The Ghost Review

The last time Ewan McGregor and Tom Wilkinson starred in a film together it was the risible Cassandra’s Dream (my eyes! that’s two hours of my life I’m never getting back). Thankfully this time their director is not some has been with a dubious sexual history – oh, that’s not quite right, is it? Still, all three of you that saw Cassandra’s Dream will be pleased to know that The Ghost is a much, much better film. Adapted by Robert Harris from his own novel, the film is the story of a young writer (McGregor), hired for a generous chunk of change to ghost-write the autobiography of disgraced former Prime Minister Adam Lang (Brosnan). Harris, a former journalist, has openly admitted that he based Lang on Tony Blair as a result of his increasing disillusionment with the Labour Party, and this is made apparent in the film with constant references to Iraq, warcrimes and the special relationship. (There are enough differences between Lang and Blair that the filmmakers get away with it.)

The ghost takes the job, despite finding out that his predecessor died in mysterious circumstances, and being mugged on the same day, and flies to a rainswept, gloomy hideaway off the North Atlantic coast of the US, where Lang, his wife Ruth (Williams) and his entourage including his assistant Amelia (Cattrall). Tensions are running high; there are protestors and news media camped outside the house and the news is on 24:7. Struggling to do his job under these conditions, the ghost is disturbed to find that he is sleeping in a dead man’s bed, with his belongings still in the wardrobe. And its among the dead man’s things that he finds the first hint that all is not well and that the story Ruth and Adam have told him is not the truth.

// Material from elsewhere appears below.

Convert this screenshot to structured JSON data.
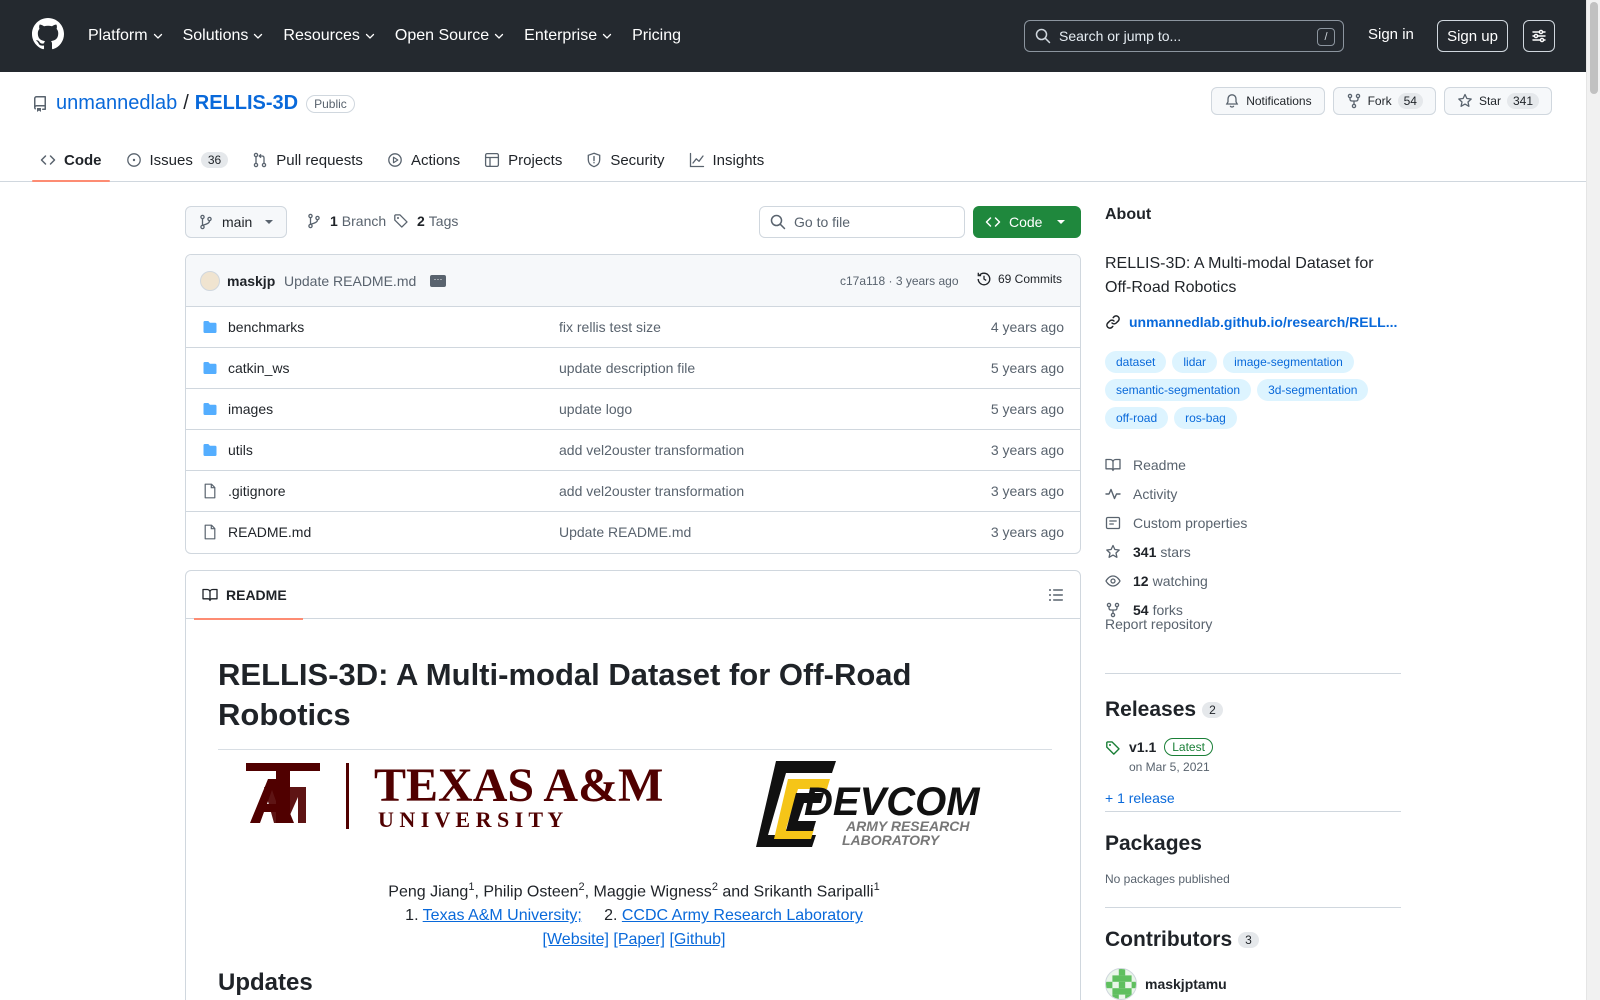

The Ghost is an entertaining, gripping and well made thriller. The dreich landscape and colour palette (all wintry greys, stripped of any brightness) conjures up an atmosphere of dread, and if the score is sometimes a little bit heavy handed, its nonetheless effective. It is very true to the book, and sometimes the plot twists that work well on paper are less believable on celluloid (can you really google CIA employees so easily?). ewan McGregor continues to struggle with an English accent but is otherwise better than he has been for a while (and yes ladies, he does take off his clothes, though only for a brief flash), Pierce Brosnan thankfully avoids doling a Blair impression (though he does have a nice rictus grin), while Olivia Williams conveys a steely cynicism than masks her hurt and loneliness.

There are few annoying bits of product placement – who asks for the Evening Standard boarding a plane when you can get a free copy outside every tube station? And would Sky News really show someone being waterboarded, even in reconstruction? but quibbles aside, this is an enjoyable piece that is just far-fetched enough to be true.